I would not say anything at all. She is trying to fight if she did it on the open message. Just let it be.

Post # 4
Member
540 posts
Busy bee
  • Wedding: April 2012

I think that is hurtful that you didn’t respond or say good bye. Why be so mean. Maybe she doesn’t realize how affected you are with the past situation, dont assume she knows.

Post # 5
Member
2854 posts
Sugar bee
  • Wedding: May 2013

@seevan07:  Honestly? I would just write back – We will miss you! Have a safe flight.

Post # 6
Member
540 posts
Busy bee
  • Wedding: April 2012

@nycsa:  agree. Simple as that. We will miss you! Have a safe flight.

Post # 7
Member
135 posts
Blushing bee
  • Wedding: June 2012

Don’t respond. She’s the one who looks bad to the whole friend group here, not you. You are not wrong. 

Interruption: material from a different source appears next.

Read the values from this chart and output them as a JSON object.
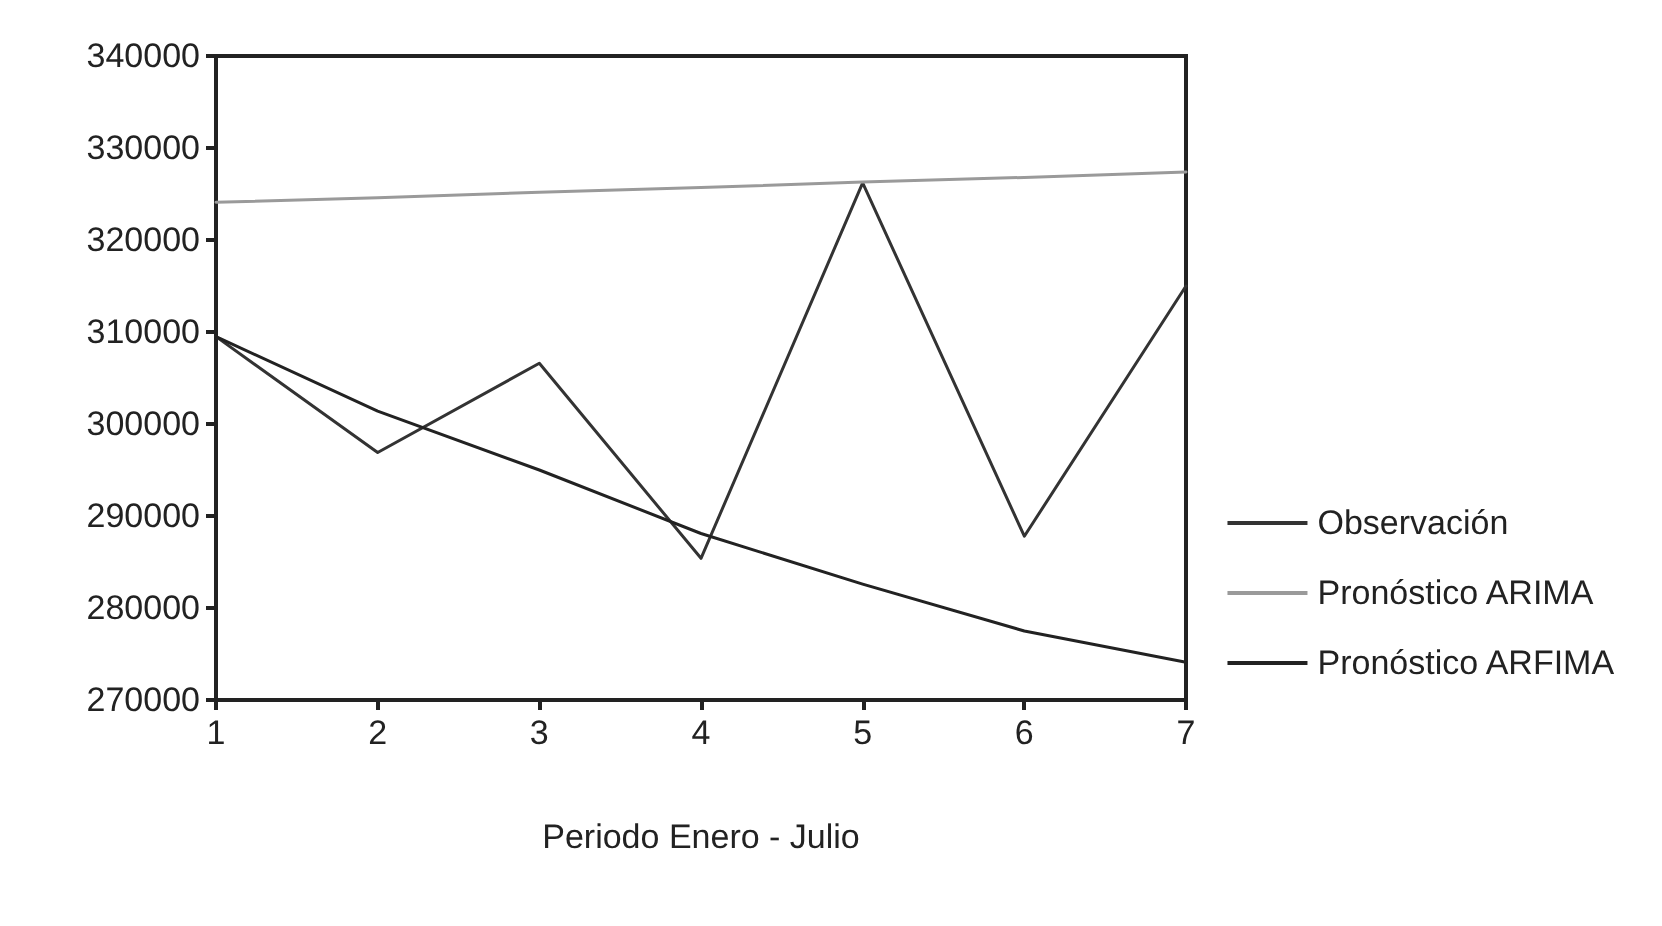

IF you do decide you’d like to say something, send her a private message or email. (Anything except responding for the whole friend group to see!) However, I don’t think you are obligated to do so. It seems like she is picking a fight, and responding to people who are picking a fight plays right into their hands.

Post # 8
Member
9955 posts
Buzzing Beekeeper
  • Wedding: December 2012

Ah yes, Facebook… High School for everyone !!

Honestly she was immature… and not cool.

IF she had a problem with you she should have dealt with it one-on-one… by calling or emailing you directly.  NOT choosing to OUT YOU and thereby embarass you infront of a large group.

(( HUGS )) for that… because I know it was hurtful

But time to let it be.  Lessons learned.

1- Room-mates suck

2- Not everyone is mature as we are… or even as much as we wish and hope they’d be.

3- Your REAL Friends will see this for what it is… an immature act.  They’ll probably figure out that her “Drama” was more than you all could handle, which is WHY she and you parted company to begin with (back to Points 1 and 2 above)

4- And lastly… India is far far away.  Chances are you won’t be seeing her or dealing with her drama anytime again in the near future.

As we grow (be that in age or life experiences) friendships change… count this one as one that has run its course.  Nothing really here to worry about.

Hope this helps,

 

Post # 9
Member
999 posts
Busy bee
  • Wedding: March 2012

You’re only raising questions by not saying bye, especially since she put you on blast, people will be wondering whats going on. Seems to me that your friend doesn’t have a clue that you’re upset because she asked you and you didn’t respond. She can’t read your mind. If you don’t want to deal with her just say bye. You don’t have to worry about her anymore.

Post # 11
Member
396 posts
Helper bee
  • Wedding: April 2013

In all honesty, I don’t think I’d respond, either.  Even if she wasn’t aware of your reasons for not responding, it was rude of her to put you on full blast like that.  And I don’t think that type of behavior warrants a response.  It could turn into a back and forth she-said-she-said campaign for all of your friends to witness, and who needs that?

Post # 13
Member
999 posts
Busy bee
  • Wedding: March 2012

Oh c’mon, I think your roomate is childish for past situation and for callling you out on facebook BUT also you are too for never letting her know about your feelings.

I hate that, why are “some” girls like that. When something bothers you that another person did, you ignore them. Why? Let them know upfront without being confrontation. That’s just me, if something bothers me that I don’t like. i let them know from the beginnning, I dont’ ignore, we’re all grown women here, talk it out.

Post # 15
Member
999 posts
Busy bee
  • Wedding: March 2012

you said “The whole thing left a bad taste in my mouth”…I’m sure she now feels that way in return from you by ignoring her, so call it even. The End.

Post # 16
Member
990 posts
Busy bee
  • Wedding: June 2013

There is a culture thing here I think, I lived with an Indian as well for period of time. 1 it is normally against their culture to room with a male. She may have had her Boyfriend or Best Friend move in so that she was more comfortable in the apartment without making it to seem as though she had an issue with your Boyfriend or Best Friend. Also when this girl left there was a large party for her and indians that did and did not know her as well as those she didn’t always get along with were there.  As far as cleaning some have maids there vs here where we do it all and our way of cleaning is different. I found I had to ask my roommate to get things but if i asked she would normally do so or would ask me to get it but give me the money for it. I wouldn’t shrug her off. I would type back that you have had a lot going on recently and you hope she has a good flight home.